Business minded employees take on extra responsibilities with a view to gradually shifting into a new role. Everyone has had the experience of a role evolving into something new. It's thus a matter of pursuing such "business development" more proactively. The key is to find or create new ways of adding value rather than thinking in terms of existing slots to fill.

Benefits for the Business

  • More proactive, engaged employees thinking creatively about how to contribute more by focusing on the business first, their own needs second.

  • Employees with more positive attitudes gained through a feeling of control and self respect rather than waiting for management to do something for them.

  • Better team work as employees align themselves more closely with key players.

  • Better relationships when employees see managers as customers rather than as gatekeepers and overseers.

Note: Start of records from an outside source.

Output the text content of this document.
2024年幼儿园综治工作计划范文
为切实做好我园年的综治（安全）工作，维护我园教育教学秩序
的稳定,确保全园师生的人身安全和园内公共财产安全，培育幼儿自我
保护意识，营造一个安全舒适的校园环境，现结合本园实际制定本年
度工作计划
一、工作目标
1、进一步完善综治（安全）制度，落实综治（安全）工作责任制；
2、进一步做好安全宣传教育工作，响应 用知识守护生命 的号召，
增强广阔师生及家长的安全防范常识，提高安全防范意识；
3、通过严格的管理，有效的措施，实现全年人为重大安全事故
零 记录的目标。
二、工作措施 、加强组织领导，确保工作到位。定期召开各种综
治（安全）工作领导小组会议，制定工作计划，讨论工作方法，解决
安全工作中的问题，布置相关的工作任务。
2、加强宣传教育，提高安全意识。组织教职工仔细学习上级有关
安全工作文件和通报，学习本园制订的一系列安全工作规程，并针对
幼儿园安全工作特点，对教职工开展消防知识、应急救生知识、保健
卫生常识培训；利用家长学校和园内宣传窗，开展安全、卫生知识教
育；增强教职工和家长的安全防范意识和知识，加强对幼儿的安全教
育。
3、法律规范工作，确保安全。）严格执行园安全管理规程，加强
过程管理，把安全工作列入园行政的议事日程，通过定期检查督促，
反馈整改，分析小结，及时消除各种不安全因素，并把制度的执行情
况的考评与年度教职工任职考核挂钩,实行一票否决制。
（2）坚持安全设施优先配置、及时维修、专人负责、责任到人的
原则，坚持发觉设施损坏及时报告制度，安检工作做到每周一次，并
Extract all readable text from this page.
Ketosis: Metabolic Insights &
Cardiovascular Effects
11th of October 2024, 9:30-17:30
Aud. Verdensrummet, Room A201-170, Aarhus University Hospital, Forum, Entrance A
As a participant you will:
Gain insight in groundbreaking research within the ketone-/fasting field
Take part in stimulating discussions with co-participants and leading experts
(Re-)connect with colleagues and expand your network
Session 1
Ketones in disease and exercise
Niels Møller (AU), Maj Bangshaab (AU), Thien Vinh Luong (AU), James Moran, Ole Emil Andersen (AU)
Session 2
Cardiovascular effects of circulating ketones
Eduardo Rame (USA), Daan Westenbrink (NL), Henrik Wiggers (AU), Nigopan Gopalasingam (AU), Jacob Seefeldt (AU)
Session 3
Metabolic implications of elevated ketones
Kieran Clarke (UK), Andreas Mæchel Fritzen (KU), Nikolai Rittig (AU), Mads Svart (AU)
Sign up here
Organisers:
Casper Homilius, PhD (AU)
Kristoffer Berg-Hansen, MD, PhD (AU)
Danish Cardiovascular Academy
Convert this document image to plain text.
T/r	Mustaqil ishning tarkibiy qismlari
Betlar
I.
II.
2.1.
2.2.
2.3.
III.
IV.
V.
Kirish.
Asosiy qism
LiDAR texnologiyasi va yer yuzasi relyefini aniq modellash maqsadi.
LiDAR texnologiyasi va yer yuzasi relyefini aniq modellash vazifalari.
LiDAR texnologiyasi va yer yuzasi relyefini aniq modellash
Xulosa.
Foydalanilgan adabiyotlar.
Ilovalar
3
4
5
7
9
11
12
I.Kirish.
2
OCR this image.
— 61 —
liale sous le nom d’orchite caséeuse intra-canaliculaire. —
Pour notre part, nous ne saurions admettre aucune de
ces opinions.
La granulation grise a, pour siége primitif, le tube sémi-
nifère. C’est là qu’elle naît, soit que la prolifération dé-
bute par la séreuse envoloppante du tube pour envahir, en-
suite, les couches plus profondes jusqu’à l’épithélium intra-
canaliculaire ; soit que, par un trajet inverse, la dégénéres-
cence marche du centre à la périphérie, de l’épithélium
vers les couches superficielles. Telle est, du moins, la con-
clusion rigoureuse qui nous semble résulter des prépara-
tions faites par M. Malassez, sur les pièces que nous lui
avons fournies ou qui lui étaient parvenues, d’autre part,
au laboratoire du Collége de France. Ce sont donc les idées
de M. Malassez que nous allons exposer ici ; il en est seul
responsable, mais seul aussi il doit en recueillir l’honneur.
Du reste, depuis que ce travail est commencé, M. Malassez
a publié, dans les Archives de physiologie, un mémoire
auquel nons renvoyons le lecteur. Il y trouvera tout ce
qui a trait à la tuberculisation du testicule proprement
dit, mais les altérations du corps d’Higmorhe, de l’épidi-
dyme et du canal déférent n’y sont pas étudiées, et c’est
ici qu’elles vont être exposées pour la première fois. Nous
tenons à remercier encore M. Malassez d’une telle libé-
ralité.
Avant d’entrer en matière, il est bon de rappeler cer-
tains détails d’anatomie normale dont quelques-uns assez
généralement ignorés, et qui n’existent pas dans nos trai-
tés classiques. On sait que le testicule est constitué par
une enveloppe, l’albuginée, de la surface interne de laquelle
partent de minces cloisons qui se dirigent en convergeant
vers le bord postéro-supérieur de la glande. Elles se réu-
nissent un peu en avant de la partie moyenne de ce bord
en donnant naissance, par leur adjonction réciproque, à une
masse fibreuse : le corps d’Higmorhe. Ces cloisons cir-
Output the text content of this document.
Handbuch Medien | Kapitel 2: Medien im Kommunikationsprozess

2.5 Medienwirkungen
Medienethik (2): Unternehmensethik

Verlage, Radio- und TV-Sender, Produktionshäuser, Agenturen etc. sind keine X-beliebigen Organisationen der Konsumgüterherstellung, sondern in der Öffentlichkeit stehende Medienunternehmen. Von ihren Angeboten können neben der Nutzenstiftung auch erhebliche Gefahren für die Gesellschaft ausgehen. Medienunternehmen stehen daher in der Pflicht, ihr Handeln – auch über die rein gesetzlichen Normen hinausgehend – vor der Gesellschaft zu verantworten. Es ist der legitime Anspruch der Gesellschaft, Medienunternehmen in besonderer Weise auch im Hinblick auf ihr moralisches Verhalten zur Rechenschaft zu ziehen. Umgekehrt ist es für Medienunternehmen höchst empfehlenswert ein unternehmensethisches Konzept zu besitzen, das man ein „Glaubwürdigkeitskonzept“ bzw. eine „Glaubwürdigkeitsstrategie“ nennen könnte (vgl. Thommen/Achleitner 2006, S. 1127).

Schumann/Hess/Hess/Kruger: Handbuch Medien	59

  • More leadership shown by employees instead of passive dependency.


Changing the Culture

Paternalistic practices and the resulting dependency mindset work together to stifle employee engagement. The same disease kills innovation. Part of the problem is that organizations are built for efficient execution not creative, entrepreneurial thinking.

The get-it-right-first-time mentality discourages risk taking. Efficiency requires robotic adherence to roles and rigid processes while specialization and accountability encourage hierarchy.

Until organizations learn to balance efficiency with creativity, employees will continue to feel disengaged. Training employees to think like entrepreneurs won't work until managers learn to think more like customers, coaches, facilitators and catalysts and less like controllers, gatekeepers and decision makers.